Drawing up to the church now, he was surprised by the mown grass and the newly painted white walls. Inside smelled of the fresh cedar beams and pews. There was a brand-new pump organ up front, and the brass-lined wood stops gleamed in the shadows. Cullen sat, placed his fingers on the keys, and pumped the pedals until he produced a wheezy squall that was hard on the ears. There was the same potbellied stove to take the chill off come winter and the kerosene lamps along the walls. He never understood how people could bow down to something like the huge rough-hewn cross that towered from the wall up front. The trees had to come from the reservation or were hauled all the way from Chadron, maybe. Cedar. It lasted. He ran his fingers over the axe-chipped surface, wondering that they had not bothered to plane it smooth. The wood felt warm to the touch, and he turned to see if the light streaming in the tall windows bathed the cross.

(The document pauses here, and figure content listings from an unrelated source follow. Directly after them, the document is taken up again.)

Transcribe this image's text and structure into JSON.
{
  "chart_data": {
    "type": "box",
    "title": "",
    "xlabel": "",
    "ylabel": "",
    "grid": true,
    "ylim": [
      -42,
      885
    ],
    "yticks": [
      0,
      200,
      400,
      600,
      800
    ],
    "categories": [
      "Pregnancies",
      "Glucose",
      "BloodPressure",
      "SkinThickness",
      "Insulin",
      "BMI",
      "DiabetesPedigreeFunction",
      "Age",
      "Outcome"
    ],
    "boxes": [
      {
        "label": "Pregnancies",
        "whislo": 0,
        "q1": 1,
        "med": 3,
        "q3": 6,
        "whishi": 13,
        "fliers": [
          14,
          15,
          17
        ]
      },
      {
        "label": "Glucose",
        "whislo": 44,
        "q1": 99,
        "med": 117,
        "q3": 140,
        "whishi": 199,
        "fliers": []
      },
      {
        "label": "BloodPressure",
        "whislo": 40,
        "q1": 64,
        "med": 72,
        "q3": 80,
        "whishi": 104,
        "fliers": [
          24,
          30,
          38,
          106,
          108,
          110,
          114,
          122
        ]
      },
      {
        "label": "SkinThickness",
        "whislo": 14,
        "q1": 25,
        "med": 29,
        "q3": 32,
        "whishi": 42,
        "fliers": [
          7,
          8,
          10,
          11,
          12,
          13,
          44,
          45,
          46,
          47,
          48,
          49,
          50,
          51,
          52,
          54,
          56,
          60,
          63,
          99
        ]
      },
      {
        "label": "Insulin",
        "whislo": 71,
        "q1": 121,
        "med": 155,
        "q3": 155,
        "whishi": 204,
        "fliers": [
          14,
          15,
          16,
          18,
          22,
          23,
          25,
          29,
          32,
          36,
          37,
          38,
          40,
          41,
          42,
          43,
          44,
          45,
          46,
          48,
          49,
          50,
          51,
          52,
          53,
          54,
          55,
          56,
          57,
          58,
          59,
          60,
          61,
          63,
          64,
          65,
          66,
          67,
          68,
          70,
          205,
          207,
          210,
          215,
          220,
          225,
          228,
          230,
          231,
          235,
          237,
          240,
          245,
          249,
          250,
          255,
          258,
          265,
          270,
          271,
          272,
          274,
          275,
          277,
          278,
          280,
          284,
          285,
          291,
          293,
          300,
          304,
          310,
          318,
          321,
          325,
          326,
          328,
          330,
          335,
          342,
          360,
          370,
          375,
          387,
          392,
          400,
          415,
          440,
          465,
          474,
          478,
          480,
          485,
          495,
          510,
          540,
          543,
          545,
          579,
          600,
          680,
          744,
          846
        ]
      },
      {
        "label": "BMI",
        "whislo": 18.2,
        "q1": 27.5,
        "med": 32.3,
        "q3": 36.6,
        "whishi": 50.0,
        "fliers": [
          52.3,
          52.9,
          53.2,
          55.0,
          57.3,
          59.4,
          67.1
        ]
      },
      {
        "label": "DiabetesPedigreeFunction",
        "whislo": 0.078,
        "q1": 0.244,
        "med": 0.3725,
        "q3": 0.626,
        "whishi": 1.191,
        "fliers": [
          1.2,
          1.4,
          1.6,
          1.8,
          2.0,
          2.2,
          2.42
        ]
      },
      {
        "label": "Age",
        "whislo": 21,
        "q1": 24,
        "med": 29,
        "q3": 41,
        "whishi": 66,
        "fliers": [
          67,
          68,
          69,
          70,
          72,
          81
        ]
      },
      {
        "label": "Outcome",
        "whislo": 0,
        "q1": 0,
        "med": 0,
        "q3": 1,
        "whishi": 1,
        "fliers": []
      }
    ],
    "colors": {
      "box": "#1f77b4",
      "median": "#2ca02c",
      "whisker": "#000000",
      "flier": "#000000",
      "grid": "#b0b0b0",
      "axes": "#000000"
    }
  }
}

The little cemetery was out back. From the weathered markers, it was probably where some original settlers had buried their dead. The pink stone slab was larger than most and stood out so the eye couldn’t stop seeking it, OUR BABY chiseled into its smooth surface. The grave itself was short and had sunk a few inches with the years. At least the kid got out before everything went to shit, he thought. But even as he rounded the side of the church, planning to ride the hell out of there for town, he felt drawn back. He tried pushing his legs forward but they slowed and stopped. Glancing at the church, he saw the tiny white skull of a bird, probably a blue jay judging from the hook-shaped beak, sitting on a windowsill. “Okay,” he said, “all right, yes.” He picked it up, careful not to crush it, for it was light and fragile as a locust shell, and placed it in his palm. When he reached the grave again, he turned his hand and let the skull edge onto the top of the pink headstone, and made sure it caught there before he patted the back of the stone and left. A breeze came up as he passed the church with a light sweet smell that stayed with him to the outskirts of town, where he thought, I will not live to tell this story.